On his present house:
“It’s not really a room but a large hall on the ground floor, with a kitchen and a bathroom. We live across the lane from a meat shop. My late father bought the house some 30 years ago. Six of us are living in it—my mother, my sister, and we four brothers. The house has two beds, one small dining table, a fridge, a LED TV, and a window AC. In case of a power failure, there is ghup andhera (pitch darkness) inside even at midday—because there is no window! I feel no air, no oxygen in our home. I’m lucky to be able to spend the entire day in the shop. Sometimes, while at home, I pass the time looking at the walls, which are covered with photos of our family trips to various dargahs in Delhi and in other cities. Once we went to Haji Ali’s shrine in Mumbai. We also have many pictures of our trip to Kashmir.”

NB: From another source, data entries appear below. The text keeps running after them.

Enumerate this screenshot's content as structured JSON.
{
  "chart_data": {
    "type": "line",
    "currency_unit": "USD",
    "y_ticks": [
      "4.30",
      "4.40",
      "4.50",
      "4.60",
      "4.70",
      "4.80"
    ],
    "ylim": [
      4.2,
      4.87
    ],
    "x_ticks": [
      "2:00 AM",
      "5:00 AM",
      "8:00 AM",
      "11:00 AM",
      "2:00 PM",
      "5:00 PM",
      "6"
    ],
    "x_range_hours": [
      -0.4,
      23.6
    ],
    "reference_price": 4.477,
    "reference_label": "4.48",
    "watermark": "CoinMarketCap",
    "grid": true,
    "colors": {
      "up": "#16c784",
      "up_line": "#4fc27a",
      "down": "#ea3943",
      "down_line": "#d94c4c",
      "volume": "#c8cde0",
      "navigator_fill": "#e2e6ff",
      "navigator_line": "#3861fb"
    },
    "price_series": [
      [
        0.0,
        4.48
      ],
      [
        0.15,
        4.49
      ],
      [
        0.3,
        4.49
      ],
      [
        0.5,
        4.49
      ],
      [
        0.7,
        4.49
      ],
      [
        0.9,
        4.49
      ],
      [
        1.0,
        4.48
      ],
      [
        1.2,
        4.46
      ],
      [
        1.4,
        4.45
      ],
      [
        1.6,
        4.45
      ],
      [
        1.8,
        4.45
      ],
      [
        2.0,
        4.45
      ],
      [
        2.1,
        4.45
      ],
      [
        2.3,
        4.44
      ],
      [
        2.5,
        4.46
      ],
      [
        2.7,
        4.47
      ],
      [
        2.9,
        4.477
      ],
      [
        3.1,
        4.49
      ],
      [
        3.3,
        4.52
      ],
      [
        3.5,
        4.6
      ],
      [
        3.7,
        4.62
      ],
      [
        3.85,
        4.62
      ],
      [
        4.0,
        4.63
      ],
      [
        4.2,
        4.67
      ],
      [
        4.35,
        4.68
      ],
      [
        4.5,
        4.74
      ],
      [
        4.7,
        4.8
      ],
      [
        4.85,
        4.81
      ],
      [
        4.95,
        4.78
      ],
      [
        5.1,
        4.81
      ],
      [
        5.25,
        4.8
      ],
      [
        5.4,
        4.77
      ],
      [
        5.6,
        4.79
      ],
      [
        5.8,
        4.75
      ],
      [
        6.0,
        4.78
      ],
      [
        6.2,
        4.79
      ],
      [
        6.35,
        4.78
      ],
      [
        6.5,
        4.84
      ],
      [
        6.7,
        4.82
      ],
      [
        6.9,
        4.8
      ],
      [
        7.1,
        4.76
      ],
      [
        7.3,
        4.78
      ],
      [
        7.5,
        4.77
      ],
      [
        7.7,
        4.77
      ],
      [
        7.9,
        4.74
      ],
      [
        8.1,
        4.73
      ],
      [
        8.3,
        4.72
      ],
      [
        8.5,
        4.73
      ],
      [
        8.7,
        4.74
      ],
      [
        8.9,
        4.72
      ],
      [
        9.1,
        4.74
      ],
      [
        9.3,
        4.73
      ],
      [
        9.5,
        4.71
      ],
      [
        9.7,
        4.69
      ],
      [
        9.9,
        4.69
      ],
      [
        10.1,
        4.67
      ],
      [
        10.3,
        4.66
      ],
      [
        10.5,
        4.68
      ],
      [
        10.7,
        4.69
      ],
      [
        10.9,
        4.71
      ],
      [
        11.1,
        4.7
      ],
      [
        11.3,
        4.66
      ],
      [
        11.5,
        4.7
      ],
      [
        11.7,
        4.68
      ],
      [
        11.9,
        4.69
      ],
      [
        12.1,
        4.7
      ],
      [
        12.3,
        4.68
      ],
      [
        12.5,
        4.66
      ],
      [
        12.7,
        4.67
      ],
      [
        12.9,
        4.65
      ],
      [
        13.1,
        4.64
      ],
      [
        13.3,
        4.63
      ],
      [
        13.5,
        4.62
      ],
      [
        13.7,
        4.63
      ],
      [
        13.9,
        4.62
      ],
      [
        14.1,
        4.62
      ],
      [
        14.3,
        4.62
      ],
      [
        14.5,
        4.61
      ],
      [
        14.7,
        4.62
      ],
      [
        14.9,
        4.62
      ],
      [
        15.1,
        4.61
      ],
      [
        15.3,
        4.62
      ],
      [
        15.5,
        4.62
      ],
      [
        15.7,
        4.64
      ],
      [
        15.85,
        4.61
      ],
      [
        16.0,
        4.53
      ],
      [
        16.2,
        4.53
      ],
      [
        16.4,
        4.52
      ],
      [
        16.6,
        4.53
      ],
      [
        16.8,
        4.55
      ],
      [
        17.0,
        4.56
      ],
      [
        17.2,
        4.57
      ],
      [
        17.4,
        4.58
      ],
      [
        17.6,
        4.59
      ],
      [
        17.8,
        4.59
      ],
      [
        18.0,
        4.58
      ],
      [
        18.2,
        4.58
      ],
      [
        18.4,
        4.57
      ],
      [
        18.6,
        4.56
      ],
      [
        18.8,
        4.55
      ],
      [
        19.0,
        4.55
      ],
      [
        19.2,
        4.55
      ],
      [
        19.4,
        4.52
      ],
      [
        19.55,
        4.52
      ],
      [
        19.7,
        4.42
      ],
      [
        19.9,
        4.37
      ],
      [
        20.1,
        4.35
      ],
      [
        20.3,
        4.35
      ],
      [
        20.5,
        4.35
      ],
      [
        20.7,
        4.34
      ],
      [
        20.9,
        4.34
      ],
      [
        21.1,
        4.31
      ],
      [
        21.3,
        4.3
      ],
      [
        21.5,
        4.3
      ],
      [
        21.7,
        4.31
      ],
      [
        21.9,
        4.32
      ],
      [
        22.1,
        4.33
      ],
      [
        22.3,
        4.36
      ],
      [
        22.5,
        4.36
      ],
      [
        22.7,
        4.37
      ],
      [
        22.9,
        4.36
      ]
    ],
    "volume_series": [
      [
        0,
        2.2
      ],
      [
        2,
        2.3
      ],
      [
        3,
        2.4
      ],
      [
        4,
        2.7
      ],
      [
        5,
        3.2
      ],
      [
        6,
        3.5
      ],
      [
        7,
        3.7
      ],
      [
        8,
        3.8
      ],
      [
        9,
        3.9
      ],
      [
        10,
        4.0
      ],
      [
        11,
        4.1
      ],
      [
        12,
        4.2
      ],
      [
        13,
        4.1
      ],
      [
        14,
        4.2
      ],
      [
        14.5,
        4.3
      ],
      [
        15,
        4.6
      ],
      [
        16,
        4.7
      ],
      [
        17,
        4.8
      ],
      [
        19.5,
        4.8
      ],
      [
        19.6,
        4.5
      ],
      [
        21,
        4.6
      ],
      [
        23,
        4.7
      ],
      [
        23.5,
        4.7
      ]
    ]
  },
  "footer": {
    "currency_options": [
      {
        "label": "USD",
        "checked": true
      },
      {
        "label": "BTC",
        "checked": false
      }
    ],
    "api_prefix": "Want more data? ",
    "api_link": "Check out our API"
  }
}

On his “khwabgah,” his dream home:
“It has to be within our Old Delhi, because we are proper Purani Dilli wale and will never leave this area. I’ll prefer Daryaganj’s Lal Wali Gali, which is a very spacious street. There one easily sees the sky, unlike in Pahari Rajaan where I live. Ours will be a top floor flat and will have five rooms, one for each brother, and one for our mother (our sister will hopefully be married by then). Every room will be fitted with a window. Despite living in a bigger house, we will remain a closely knit family. All things will stay the same, except for the fact that at night we will not sleep in the same room.”
Mr Anas now falls silent. He will shut the shop at 9pm after which he will walk back home. Post-dinner, he will hang out with friends along the neighbourhood’s crowded alleys. (That’s his daily routine.) He will return by midnight.